Natural Language Processing, Information Extraction and Graph-based Analytic Infrastructure for the Support of Genomic Research

Project type: Economic Competitiveness Operative Programme (GVOP) 2004-05-119
Duration: 1 December 2004 - 30 November 2006
Funding: Agency for Research Fund Management and Research Exploitation (KPI)
Consortium members:
  • Southern Great Plain Bio-innovation Centre, Genomic Centre (coordinator) [link]
  • University of Szeged, Department of Informatics, HLT Group [link]
  • Data Explorer Ltd. [link]
  • University of Szeged, Gyula Juhász Teacher Training College, Department of Computer Science [link]
  • Szeged Biological Research Centre of HAS link [link]

Brief project summary

Issues imposed by DNA-chip technologies have recently become a major challenge for bioinformatics. As opposed to the static information stored in DNA databases, DNA-chip experiments provide immense information on the dynamic change of several thousands of gene expressions. Our overall objective is to utilize both types of information stores in retrieving new types of findings and interrelations that are included in the new perspectives of the bioinformatics branch of genomic research. Consequently, the main objective of the present project is the development of an application that is capable of linguistic processing of textual data (abstracts of scientific publications in the Internet-based MedLine database), extracting information from the abstracts, and then - utilizing a graph-based analytic infrastructure of the experimental and literary results - identifying new relationships and systems of interconnections.
The system's field of operation is the support of genetic research, in other words, the information extracted is related to genes, inter-gene relations and gene operation. With the help of this system, researchers might query the appearance of specific genes or gene groups in publications. The system, based on a pre-prepared (but continuously updated) database, explores and displays the graph of inter-gene relations for the genes in the query. Inter-gene relation means whether the genes appear in the same publication, and the strength of the relation is determined by the number of such publications. The system is capable of visualizing not only the interrelation of the queried genes but also their connections to other genes. The use of the system is interactive: the user can limit or extend the scope of search, and might as well include new genes in the display of connections.
For bioinformatics, a young branch of science, the quantitative analysis of the diverse information is a huge task since the recognition of novel data-patterns requires the handling of all the available data, IT resources and the content of all literary databases of genomic research. This requires modern analytic techniques (pattern recognition, data-mining).
The aim of computerized text processing is the understanding of the written text. The latest international research attempts to answer how the implementation of an artificial conceptual structure (language ontology) and the consequent mapping of concepts included in the sentence to this ontology might improve the understanding of the text.

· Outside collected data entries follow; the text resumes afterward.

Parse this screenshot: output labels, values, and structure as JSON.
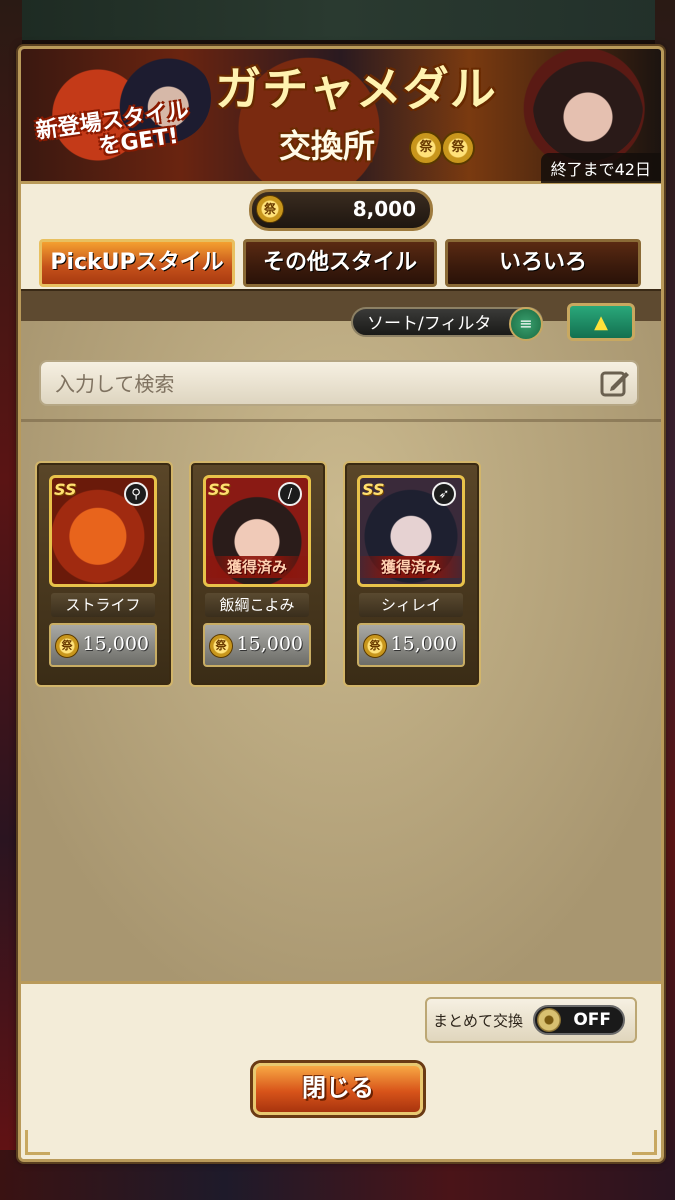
{
  "banner": {
    "title": "ガチャメダル",
    "subtitle": "交換所",
    "promo_line1": "新登場スタイル",
    "promo_line2": "をGET!",
    "countdown": "終了まで42日",
    "medal_glyph": "祭"
  },
  "currency": {
    "icon": "festival-medal-icon",
    "glyph": "祭",
    "amount": "8,000"
  },
  "tabs": [
    {
      "label": "PickUPスタイル",
      "active": true
    },
    {
      "label": "その他スタイル",
      "active": false
    },
    {
      "label": "いろいろ",
      "active": false
    }
  ],
  "toolbar": {
    "sort_label": "ソート/フィルタ",
    "collapse_glyph": "▲",
    "menu_glyph": "≡"
  },
  "search": {
    "placeholder": "入力して検索",
    "value": ""
  },
  "items": [
    {
      "name": "ストライフ",
      "price": "15,000",
      "obtained": "",
      "role_icon": "staff-icon",
      "role_glyph": "⚲",
      "rank": "SS"
    },
    {
      "name": "飯綱こよみ",
      "price": "15,000",
      "obtained": "獲得済み",
      "role_icon": "sword-icon",
      "role_glyph": "/",
      "rank": "SS"
    },
    {
      "name": "シィレイ",
      "price": "15,000",
      "obtained": "獲得済み",
      "role_icon": "bow-icon",
      "role_glyph": "➶",
      "rank": "SS"
    }
  ],
  "bulk_exchange": {
    "label": "まとめて交換",
    "state": "OFF"
  },
  "close_label": "閉じる",
  "colors": {
    "accent_orange": "#d8541a",
    "frame_gold": "#c8a860",
    "panel_bg": "#f3ecd8",
    "toggle_green": "#2aa87a"
  }
}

This requires an adequate preliminary sentence analysis. Members of the consortium aimed at implementing the steps of the required linguistic analysis and content processing in the different work-phases.
Above automated information extraction, the most accurate description possible of the interrelationship among the data is needed for the exploration of new implications and connections. To achieve this, we implemented the development of data-mining and data-visualizing methods and their integration into a software environment. For the efficient implementation of the methods, we built a so-called graph-based analytic infrastructure.
The end-product of the project is a system that could considerably reduce the costs of pharmaceutical research. On the basis of experience gained in DNA-chip research, we might say that with such a system the costs of pharmaceutical research might be reduced by up to 10% since the number of experiments can substantially be reduced and the time for gaining basic information can be shortened to a great extent.

Preliminaries

The HLT Group have been successfully applying machine learning algorithms for solving linguistic problems in an automated way. Therefore, they employed this technology in this project as well. The previous national R&D projects directly connected to the present work are the IKTA 37/2002 project (Machine Learning of Syntax Rules), and the NKFP 2/017/2001 project (Information Extraction from Short Business News). As results of these projects, a general-purpose syntactic parser and a domain-specific information extraction system were built.
Several preliminary works have been carried out in the field of biotechnology, too, including the BIO-0005/2000 project that examined the use and effect of DNA-chips in gene-expressive monitoring of melanomes, and the biotechnology project BIO-0006/2002 for the development and chemical-genomic use of Ligand-chip that examined the effects of chemicals on gene-expression.

Results accomplished

The main aspects of linguistic work included the creation of an English technical terminology database and gene-expression data-store, and the design and implementation of a syntactic parser built on them. The English syntactic parser is designed to divide the texts into sentences and words, capable of recognising the syntactic units of the sentence and, based on the relationship among them, building the syntactic tree of the sentence.
Another important preliminary work included the implementation of a genomic ontology (conceptual network). This is inevitable for enhancing the efficiency of the end product of the project, i.e. the information extraction mechanism to be built. The genomic ontology organises the concepts of the field into a well manageable system on the basis of pre-defined relationships. This conceptual web helps to implement the semantic analysis that supplements syntactic analysis.